Thermodynamic System Studies for a Natural Gas Combined Cycle (NGCC) Plant with CO2 Capture and Hydrogen Storage with Metal Hydrides

Abstract

Flexibility in natural gas combined cycle power plants (NGCC) with pre-combustion CO2 capture could be introduced with co-production of hydrogen and subsequent hydrogen storage with metal hydrides (MH). The current work presents a thermodynamic analysis and comparison between steady state ASPEN Plus models of a reference case NGCC plant with no capture and H2 storage, an NGCC plant with pre-combustion capture using gas heated - auto thermal reformer (GHR-ATR) combined with a sorption enhanced water gas shift (SEWGS) unit and a NGCC model with capture and a metal hydride (MH) based hydrogen storage unit. Results have been presented for a high temperature hydride (MgH2) and a medium temperature hydride (Na3AlH6). A net plant efficiency of about 48% was achieved for the system with only capture. Addition of hydrogen storage in this system shows that such plants can be still operated at comparable time based average efficiency of about 47% with an appropriate heat integration in the system.
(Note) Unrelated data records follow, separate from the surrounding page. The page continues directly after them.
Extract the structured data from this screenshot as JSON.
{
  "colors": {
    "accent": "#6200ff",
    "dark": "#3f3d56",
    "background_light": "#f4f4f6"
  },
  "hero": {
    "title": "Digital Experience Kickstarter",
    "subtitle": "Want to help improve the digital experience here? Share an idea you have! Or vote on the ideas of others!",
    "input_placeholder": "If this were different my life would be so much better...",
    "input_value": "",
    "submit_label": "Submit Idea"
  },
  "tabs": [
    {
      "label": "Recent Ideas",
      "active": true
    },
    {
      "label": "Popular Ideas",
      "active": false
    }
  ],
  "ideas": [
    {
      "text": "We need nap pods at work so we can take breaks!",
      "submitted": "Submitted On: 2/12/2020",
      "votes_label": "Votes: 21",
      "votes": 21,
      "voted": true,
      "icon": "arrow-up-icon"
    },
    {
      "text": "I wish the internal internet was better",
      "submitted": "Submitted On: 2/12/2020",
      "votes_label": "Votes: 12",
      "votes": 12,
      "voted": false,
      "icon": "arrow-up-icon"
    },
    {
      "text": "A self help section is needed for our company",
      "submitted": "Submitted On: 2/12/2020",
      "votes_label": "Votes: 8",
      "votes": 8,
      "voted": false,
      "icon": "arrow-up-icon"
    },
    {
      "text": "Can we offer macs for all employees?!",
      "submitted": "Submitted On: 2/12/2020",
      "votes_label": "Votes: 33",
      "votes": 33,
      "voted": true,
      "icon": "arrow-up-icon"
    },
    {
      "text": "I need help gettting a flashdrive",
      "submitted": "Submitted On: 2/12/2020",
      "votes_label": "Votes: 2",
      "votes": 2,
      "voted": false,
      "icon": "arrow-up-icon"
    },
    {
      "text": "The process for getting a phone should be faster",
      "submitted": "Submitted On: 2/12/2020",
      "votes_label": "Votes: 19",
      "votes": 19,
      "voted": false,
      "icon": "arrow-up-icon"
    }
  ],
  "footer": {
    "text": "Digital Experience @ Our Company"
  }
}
Operating the metal hydride at different temperatures does not reflect reduction in efficiency but a lower equilibrium temperature seems more beneficial particularly for a practical economizer in the HRSG. It is concluded that MH based hydrogen storage in NGCC plants with pre-combustion CO2 capture is a promising option to manage fluctuations in power demand and further investigations are required particularly on heat integration, effect of H2 purification technologies and economic assessment.